I mixed up the dough, put it in the pan, and blind baked it for about 5 minutes per the directions. I accidentally used twice as much water as I should have so I added flour and finely ground cornmeal until I was happy with the feel, and then I drizzled it with olive oil and let it rest before putting it in the pan.
I topped it with a sauce, a mix of mozzarella and provolone, pepperoni, olives, and mushrooms.
But that was just the beginning...I added another layer of each (except the pepperoni) and grated some parmesan over the top.
I never measured the temperature of the grill but it got good and hot, and I threw in a small oak branch for a light smoke flavor.
I wasn't expecting the crust to shrink back from the pan edge but it didn't hurt anything, and it had a nice shape.
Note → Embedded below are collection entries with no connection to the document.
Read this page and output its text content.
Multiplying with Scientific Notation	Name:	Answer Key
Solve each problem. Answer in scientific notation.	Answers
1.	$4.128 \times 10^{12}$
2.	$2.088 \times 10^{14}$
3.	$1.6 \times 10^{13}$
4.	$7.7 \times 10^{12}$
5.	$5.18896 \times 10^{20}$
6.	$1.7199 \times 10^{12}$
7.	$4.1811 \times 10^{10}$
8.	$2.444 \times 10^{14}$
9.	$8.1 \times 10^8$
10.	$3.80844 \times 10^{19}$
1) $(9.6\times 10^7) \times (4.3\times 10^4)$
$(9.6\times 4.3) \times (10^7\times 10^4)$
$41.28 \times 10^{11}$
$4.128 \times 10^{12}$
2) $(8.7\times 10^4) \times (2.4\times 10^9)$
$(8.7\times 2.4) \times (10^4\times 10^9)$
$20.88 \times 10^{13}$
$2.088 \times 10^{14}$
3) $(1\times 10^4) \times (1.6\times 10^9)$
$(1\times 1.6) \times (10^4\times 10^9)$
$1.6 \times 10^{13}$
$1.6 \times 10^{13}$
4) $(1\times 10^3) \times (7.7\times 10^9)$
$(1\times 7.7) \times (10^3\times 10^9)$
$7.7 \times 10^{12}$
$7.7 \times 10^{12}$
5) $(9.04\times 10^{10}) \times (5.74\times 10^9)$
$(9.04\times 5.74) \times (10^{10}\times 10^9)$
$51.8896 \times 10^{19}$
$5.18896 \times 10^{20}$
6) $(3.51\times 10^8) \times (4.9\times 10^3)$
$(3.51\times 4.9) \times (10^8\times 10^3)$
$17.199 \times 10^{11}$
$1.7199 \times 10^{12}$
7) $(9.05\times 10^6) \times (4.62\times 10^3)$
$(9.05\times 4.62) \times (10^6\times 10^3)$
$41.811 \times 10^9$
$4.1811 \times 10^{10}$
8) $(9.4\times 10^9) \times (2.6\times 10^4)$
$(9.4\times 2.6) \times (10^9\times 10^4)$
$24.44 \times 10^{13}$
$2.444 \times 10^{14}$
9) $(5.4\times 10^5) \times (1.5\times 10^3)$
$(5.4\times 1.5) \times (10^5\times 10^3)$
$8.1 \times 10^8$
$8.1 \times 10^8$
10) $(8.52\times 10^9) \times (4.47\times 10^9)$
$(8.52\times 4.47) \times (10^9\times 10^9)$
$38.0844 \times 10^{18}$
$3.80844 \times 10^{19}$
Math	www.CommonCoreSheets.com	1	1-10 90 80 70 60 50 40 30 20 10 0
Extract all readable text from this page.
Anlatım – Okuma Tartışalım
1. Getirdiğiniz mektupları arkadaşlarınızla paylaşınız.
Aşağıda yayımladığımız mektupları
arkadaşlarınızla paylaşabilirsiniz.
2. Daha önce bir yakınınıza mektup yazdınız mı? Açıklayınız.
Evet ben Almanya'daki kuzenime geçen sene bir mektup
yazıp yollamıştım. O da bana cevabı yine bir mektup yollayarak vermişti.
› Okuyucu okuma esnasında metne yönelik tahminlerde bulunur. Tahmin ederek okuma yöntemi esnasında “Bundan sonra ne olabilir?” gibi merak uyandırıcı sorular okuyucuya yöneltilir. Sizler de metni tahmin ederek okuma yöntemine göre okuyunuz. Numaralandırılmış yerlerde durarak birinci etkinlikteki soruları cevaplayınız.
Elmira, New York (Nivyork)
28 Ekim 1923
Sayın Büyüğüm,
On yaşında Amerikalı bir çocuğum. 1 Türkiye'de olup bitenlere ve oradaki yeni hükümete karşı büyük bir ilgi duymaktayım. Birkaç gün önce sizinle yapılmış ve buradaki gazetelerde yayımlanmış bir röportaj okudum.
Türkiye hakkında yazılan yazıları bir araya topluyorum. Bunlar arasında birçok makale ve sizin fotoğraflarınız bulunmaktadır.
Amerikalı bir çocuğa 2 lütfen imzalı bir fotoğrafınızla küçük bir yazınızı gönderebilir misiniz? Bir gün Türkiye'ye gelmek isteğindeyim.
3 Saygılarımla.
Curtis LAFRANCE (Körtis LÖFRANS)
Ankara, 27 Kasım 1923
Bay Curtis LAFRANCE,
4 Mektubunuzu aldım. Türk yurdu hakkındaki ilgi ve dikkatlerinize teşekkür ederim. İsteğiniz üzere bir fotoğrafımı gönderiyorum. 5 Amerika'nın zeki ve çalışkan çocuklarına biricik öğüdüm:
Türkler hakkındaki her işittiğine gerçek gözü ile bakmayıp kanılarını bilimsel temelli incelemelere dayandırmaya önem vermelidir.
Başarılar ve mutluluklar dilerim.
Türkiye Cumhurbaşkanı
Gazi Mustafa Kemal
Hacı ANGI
I can't really think of anything to say other than that we really liked it. The smoke added an interesting flavor and I'm glad it was fairly light, as the regular pizza flavors still came through.
I had put the pan directly over the coals and unfortunately the crust bottom got a little too done in places. Next time I'll go with indirect heat as the pan will still conduct it to the pizza.
Did I mention that the pan got kind of hot? This is a hot pad that I tried to use to take the pan off the grill, and it never had a chance. As soon as it touched the metal the cover material melted and shrank, and I wound up having to use 3 layers of pads with better heat resistance to take the pan into the house...and even then I still had to jog because the heat was really coming through.